Clenching a fastener is well known in the art when the fastener is a staple. The two prongs of the staple can be bent inward—the most standard method—or they can be bent outward to distribute the load to a greater area of the workpiece.
In general, placing a nail into a wood workpiece at a precise angle and position does not result in an exact position, as would be desired. Since wood products have a grain, the path the nail travels can be altered, and when that happens, the exit point of the tip of the nail often is changed from its original “planned” position. This indeterminate nail path is not repetitive, and it is a definite problem for manufacturing or construction applications in which the tip of the nail is to be curled, so that the two substrate layers of the workpiece become clenched together.
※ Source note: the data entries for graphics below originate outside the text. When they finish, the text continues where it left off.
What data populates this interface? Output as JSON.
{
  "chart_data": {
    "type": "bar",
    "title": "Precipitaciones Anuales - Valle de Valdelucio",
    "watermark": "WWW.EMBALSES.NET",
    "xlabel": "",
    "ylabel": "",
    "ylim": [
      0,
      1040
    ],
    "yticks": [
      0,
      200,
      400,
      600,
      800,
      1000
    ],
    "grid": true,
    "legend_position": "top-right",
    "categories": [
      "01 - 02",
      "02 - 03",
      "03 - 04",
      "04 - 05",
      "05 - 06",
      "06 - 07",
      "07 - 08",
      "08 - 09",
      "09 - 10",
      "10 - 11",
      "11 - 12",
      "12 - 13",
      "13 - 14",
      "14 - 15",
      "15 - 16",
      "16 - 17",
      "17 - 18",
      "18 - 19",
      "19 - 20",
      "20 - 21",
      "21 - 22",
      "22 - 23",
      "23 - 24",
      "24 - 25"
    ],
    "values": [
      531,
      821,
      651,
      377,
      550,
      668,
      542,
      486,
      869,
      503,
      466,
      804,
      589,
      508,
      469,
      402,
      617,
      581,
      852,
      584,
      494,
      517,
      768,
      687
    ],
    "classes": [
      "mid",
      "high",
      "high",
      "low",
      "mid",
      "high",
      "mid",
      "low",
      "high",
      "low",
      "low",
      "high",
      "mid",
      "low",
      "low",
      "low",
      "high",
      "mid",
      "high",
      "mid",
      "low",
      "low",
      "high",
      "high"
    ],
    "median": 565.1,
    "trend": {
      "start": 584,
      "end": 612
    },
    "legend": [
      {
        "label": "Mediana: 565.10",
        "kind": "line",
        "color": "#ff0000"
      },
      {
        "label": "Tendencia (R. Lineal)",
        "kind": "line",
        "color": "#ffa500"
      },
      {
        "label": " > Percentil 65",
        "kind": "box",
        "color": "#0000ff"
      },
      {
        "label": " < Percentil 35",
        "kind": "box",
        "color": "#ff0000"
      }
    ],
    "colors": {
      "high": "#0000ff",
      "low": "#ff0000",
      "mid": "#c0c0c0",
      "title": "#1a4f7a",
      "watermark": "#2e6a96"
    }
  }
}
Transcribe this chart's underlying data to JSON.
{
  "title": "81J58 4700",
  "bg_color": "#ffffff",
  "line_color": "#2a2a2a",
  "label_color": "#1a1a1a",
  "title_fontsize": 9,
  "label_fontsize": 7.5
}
The manufacturers of wood pallets sometimes use a separate, stationary (non-portable) fixture that positions a type of target, or anvil, beneath the bottom wood frame during the initial assembly steps for making a pallet assembly, and then use a nail gun to shoot nails through the multiple-layer workpiece. The tip of the nail, after passing through the multiple layers of the workpiece, will then curl beneath the bottom surface of the workpiece to clench the multiple layers together. Such a process is expensive and slow, since it is unwieldy to provide such large target fixtures and to work with them for the large number of nail-driving positions that must be made in the workpieces.
One improvement in such nailing systems would be to attach a movable anvil to a portable nail driving tool, so that the anvil is always positioned that the correct location beneath the nail driving region, as determined by the human user of the portable nail driving tool. This allows the human user to “fire” as many, or as few, nails as he or she desires at a particular position on the workpiece (e.g., a pallet), and the user will easily be able to see the exact position where the nail is to be driven. By having a portable clenching anvil attached to the tool, the user is able to concentrate on a particular location for placing multiple nails while being assured that the anvil is securely gripping against the bottom of the pallet at that precise location where the nails are being driven.